Like Gollum, my love, it swears on its precious.

Iconography has a strength that trumps words any day of the week. I'll pay you a dollar for everyone here who could recite you Leviticus 27 without looking it up, if you'll pay me a dime for everyone who knows who that guy is hanging off that cross. The trick is to make sure you supersoak meaning into that item so it vibrates with power. If you've got that going for you, your oath is there every time the collar is.




julietsierra -> RE: Oaths & Collars (3/29/2008 5:59:55 AM)

quote:

ORIGINAL: warrenwriter

I've always treated collars with a degree of seriousness and only reserved them for women I've bonded to. I see collars in chat rooms and clubs that subs wear that have been "collared", only to wear it for a short period of time. It seems to demean the understanding of collaring and what exactly in entails.

Much like a wedding, the rings are nice, but the oaths are important. Does anyone swear oaths (from Top and bottom) when a collar is given to a bottom?


Well, I got married. I made an oath. Rings were exchanged...all the internal and external trappings of committment. A while later, I divorced him... so much for my oath. I don't wear my wedding ring anymore - so much for the external trappings..

Of course, he did things that destroyed the internal trappings which made the external trappings useless.

Now what I find odd is that when I divorced him, no one else seemed to think their marriages were somehow diminished in meaning. I mean, here I was divorcing him, leaving his ass, and all the other ways you can say that, and for some unknown reason, no one else ever took ownership of things like, "if she drops her rings and breaks her oath, it must mean my relationship is somehow less than it was too."

So... if the actual wedding, rings, oaths of one couple isn't diminished by the events in another couple's lives... just why should the breaking of oaths, taking off of collars, and possible ceremonies of one D/s couple diminish the relationship strength of another couple?

I've never understood this. People break up around us all the time. We look at each other and shrug. It has absolutely no bearing on the significance we place on those trappings of our relationship.

My collar is around my heart. Just because someone takes a piece of metal or leather from around their necks it has zero impact on the collar around my heart.

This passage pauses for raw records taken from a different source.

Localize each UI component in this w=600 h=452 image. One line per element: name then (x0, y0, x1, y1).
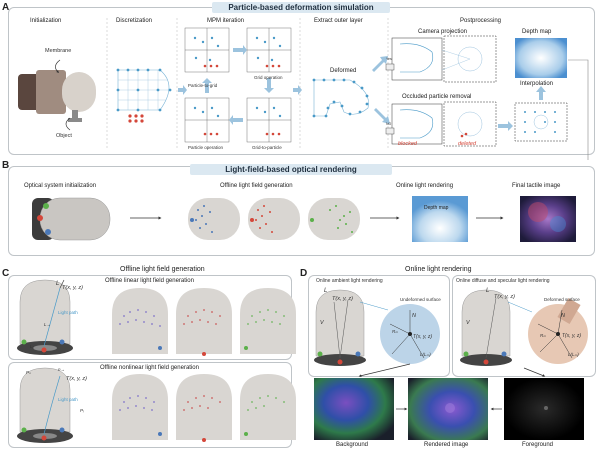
panel-d-ambient-title: Online ambient light rendering (316, 278, 383, 284)
final-tactile-image (520, 196, 576, 242)
light-field-blue (188, 198, 240, 240)
sensor-model (18, 70, 96, 122)
panel-b-letter: B (2, 160, 10, 171)
label-membrane: Membrane (45, 48, 72, 54)
light-field-red (248, 198, 300, 240)
d-Lm-ambient: L(Lₘ) (420, 352, 431, 357)
label-particle-to-grid: Particle-to-grid (188, 83, 218, 88)
d-N-diffuse: N (561, 313, 565, 319)
d-Lm-diffuse: L(Lₘ) (568, 352, 579, 357)
panel-d-letter: D (300, 268, 308, 279)
d-Rm-ambient: Rₘ (392, 329, 399, 334)
label-deformed: Deformed (330, 68, 357, 74)
d-T-diffuse-center: T(x, y, z) (562, 333, 582, 339)
light-field-green (308, 198, 360, 240)
d-undeformed: Undeformed surface (400, 297, 441, 302)
d-N-ambient: N (412, 313, 416, 319)
depth-map-image (515, 38, 567, 78)
step-discretization: Discretization (116, 18, 153, 24)
panel-c-nonlinear-title: Offline nonlinear light field generation (100, 365, 199, 371)
d-T-center: T(x, y, z) (413, 334, 433, 340)
discretization-mesh (116, 68, 172, 123)
label-grid-operation: Grid operation (254, 75, 283, 80)
diffuse-sensor (460, 289, 512, 366)
label-depth-map-a: Depth map (522, 29, 552, 35)
c-T-nonlinear: T(x, y, z) (66, 376, 87, 382)
label-rendered-image: Rendered image (424, 442, 469, 448)
occluded-removal-diagram (385, 101, 497, 147)
d-V-ambient: V (320, 320, 324, 326)
c-L1: L₁ (30, 344, 34, 349)
label-deleted: deleted (458, 141, 477, 147)
step-final-tactile-image: Final tactile image (512, 183, 561, 189)
panel-d-diagram (314, 289, 588, 440)
label-interpolation: Interpolation (520, 81, 554, 87)
d-T-diffuse: T(x, y, z) (494, 294, 515, 300)
step-offline-light-field: Offline light field generation (220, 183, 293, 189)
d-L-ambient: L (324, 288, 328, 294)
panel-c-title: Offline light field generation (120, 266, 205, 273)
ambient-sensor (314, 289, 366, 366)
panel-c-diagram (17, 279, 296, 443)
optical-system-model (32, 197, 111, 241)
c-n: n→ (58, 367, 66, 372)
background-image (314, 378, 394, 440)
d-T-ambient: T(x, y, z) (332, 296, 353, 302)
step-extract-outer-layer: Extract outer layer (314, 18, 363, 24)
d-V-diffuse: V (466, 320, 470, 326)
sensor-nonlinear (17, 367, 73, 443)
step-postprocessing: Postprocessing (460, 18, 502, 24)
panel-d-diffuse-title: Online diffuse and specular light render… (456, 278, 550, 284)
panel-d-ambient-frame (308, 275, 450, 377)
label-background: Background (336, 442, 369, 448)
c-Lvec: L→ (44, 322, 52, 327)
label-foreground: Foreground (522, 442, 554, 448)
label-camera-projection: Camera projection (418, 29, 468, 35)
foreground-image (504, 378, 584, 440)
c-Pn: Pₙ (26, 370, 31, 375)
c-light-path-linear: Light path (58, 310, 78, 315)
c-T-linear: T(x, y, z) (62, 285, 83, 291)
step-initialization: Initialization (30, 18, 62, 24)
d-Rm-diffuse: Rₘ (540, 333, 547, 338)
label-object: Object (56, 133, 72, 139)
panel-b-diagram (32, 196, 576, 242)
sensor-linear (17, 279, 73, 355)
d-L-diffuse: L (486, 288, 490, 294)
label-grid-to-particle: Grid-to-particle (252, 145, 282, 150)
c-L: L (56, 281, 60, 287)
panel-b-title: Light-field-based optical rendering (190, 164, 392, 175)
panel-c-letter: C (2, 268, 10, 279)
label-depth-map-b: Depth map (424, 205, 449, 211)
panel-a-title: Particle-based deformation simulation (212, 2, 390, 13)
depth-map-b-image (412, 196, 468, 242)
panel-d-diffuse-frame (452, 275, 596, 377)
panel-c-linear-title: Offline linear light field generation (105, 278, 194, 284)
c-P: Pᵢ (80, 408, 84, 413)
camera-projection-diagram (385, 35, 497, 83)
step-mpm-iteration: MPM iteration (207, 18, 245, 24)
panel-a-letter: A (2, 2, 10, 13)
c-light-path-nonlinear: Light path (58, 397, 78, 402)
label-no: NO (386, 122, 392, 126)
panel-d-title: Online light rendering (405, 266, 472, 273)
label-particle-operation: Particle operation (188, 145, 224, 150)
light-field-domes (112, 288, 296, 440)
label-blocked: blocked (398, 141, 417, 147)
step-optical-init: Optical system initialization (24, 183, 97, 189)
label-yes: Yes (386, 57, 392, 61)
d-deformed: Deformed surface (544, 297, 580, 302)
deformed-outer-layer (312, 78, 369, 118)
label-occluded-removal: Occluded particle removal (402, 94, 472, 100)
step-online-light-rendering: Online light rendering (396, 183, 454, 189)
panel-a-diagram (18, 18, 589, 160)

Oh...and to answer the OP's actual question, we had no ceremony, no oaths or anything like that. Those had been said long before he gave me a collar. We said those on our first night together. My basic oath: I will obey. His: I will not harm.

That about said it all.

juliet




DesFIP -> RE: Oaths & Collars (3/29/2008 7:28:35 AM)

No ceremony or oaths. Just the feeling that we belong together. Still have that feeling. As far as that leather collar, he hasn't brought it out in play for over a year. And the silver necklace he's given me since, sometimes I wear it and sometimes I don't. Doesn't change how I feel if it's off because I'm planning to wash my hair, or I'm sitting around here half dressed trying to get ready for the day.

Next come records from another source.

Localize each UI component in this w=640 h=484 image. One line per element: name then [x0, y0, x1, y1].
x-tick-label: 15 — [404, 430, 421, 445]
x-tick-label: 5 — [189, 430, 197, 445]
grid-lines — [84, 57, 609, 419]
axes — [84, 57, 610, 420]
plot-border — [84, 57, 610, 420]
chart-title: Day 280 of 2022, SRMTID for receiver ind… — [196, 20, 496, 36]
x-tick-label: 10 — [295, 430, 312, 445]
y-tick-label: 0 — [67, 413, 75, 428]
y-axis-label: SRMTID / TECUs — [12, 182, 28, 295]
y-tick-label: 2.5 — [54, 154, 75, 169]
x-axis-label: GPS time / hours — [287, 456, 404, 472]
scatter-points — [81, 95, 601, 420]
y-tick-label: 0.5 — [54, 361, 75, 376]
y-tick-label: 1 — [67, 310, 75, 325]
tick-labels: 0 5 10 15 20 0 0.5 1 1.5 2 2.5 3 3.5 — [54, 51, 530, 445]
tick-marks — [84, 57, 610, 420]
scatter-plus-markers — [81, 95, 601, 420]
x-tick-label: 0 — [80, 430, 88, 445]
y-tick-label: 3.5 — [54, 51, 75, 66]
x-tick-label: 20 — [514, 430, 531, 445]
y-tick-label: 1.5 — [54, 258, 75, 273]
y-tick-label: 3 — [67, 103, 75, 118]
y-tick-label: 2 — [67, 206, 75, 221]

sambamanslilgirl -> RE: Oaths & Collars (3/29/2008 9:02:57 AM)

collars these days especially living in a city like Chicago has become fashionable to wear however i've met other kinksters who recognized the symbolism in the eternity collar around my neck. 

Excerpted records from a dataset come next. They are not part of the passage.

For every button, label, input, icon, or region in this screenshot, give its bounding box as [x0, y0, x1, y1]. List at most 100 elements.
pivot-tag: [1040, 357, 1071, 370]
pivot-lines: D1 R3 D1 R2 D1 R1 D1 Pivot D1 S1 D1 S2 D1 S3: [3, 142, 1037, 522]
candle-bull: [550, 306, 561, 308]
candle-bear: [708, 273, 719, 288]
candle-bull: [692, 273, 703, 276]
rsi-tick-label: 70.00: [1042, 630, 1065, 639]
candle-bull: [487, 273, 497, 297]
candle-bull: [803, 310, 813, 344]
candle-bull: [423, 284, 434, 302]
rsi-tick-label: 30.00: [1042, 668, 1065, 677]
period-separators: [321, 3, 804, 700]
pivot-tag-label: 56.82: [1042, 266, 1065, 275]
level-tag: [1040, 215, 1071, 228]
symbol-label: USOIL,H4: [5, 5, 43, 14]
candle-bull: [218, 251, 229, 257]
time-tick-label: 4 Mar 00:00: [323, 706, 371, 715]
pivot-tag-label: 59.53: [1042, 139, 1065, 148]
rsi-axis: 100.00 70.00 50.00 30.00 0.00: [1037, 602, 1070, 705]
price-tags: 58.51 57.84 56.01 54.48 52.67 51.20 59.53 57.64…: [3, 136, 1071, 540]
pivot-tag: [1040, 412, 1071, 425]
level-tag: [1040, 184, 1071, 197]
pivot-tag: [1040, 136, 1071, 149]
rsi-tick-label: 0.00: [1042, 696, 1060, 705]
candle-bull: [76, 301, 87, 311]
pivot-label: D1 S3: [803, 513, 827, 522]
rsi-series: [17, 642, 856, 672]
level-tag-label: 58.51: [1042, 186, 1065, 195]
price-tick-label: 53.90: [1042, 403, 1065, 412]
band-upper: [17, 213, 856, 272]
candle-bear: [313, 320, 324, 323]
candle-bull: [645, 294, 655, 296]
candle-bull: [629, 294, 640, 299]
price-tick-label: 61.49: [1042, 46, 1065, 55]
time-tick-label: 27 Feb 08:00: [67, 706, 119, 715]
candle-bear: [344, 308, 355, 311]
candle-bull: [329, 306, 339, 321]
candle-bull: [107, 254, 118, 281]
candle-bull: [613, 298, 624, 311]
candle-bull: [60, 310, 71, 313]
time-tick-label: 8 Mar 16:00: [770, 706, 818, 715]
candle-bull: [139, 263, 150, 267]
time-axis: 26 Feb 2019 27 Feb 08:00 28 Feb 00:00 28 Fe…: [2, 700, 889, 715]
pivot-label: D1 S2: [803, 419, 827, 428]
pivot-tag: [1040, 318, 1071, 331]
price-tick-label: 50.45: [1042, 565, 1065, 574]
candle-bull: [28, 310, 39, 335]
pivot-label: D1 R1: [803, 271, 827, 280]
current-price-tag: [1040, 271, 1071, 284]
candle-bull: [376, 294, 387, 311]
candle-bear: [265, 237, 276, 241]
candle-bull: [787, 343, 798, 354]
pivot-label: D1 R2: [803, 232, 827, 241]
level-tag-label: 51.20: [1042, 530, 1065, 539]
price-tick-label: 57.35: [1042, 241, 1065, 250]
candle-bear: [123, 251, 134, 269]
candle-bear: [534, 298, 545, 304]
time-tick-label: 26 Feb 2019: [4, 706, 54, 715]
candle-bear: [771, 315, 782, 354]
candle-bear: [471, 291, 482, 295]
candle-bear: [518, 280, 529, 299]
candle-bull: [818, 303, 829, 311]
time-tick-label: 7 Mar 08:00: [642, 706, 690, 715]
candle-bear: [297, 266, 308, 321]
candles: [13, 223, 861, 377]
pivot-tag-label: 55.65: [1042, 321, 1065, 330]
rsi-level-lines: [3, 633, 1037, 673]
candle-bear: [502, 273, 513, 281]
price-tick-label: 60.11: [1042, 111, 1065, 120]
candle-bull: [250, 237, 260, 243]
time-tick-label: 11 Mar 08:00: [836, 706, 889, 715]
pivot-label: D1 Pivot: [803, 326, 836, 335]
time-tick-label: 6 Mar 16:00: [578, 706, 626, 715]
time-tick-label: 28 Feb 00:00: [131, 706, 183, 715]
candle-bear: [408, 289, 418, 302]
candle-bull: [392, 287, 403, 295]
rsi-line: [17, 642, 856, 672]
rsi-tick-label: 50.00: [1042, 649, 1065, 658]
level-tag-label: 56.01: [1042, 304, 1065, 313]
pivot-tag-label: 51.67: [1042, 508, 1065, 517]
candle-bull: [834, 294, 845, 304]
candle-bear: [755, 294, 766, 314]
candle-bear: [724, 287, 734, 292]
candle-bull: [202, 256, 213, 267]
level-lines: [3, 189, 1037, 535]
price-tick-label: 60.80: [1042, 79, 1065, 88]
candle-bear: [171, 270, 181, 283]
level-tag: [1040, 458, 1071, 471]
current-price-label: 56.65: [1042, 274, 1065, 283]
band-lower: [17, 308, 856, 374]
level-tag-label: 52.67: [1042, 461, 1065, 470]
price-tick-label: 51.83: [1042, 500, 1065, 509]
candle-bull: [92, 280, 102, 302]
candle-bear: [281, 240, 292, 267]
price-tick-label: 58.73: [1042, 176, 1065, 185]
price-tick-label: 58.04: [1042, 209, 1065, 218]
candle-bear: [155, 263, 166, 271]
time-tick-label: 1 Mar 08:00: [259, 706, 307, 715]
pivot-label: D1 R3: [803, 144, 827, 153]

that being said, i didn't have to swear an oath to Daddy just merely accepted it to show my commitment to Him. soon i shall be collaring my pet next month and i'm not requiring him to swear an oath to me. he already feels submissive, devoted and committed to me - that's all i need from him.




LuckyAlbatross -> RE: Oaths & Collars (3/29/2008 9:28:06 AM)

How someone else chooses their symbols has no bearing on how "demeaned" it feels to me.  I use collars for all sorts of reasons- if my choices demean you having your choices, then that's your choice.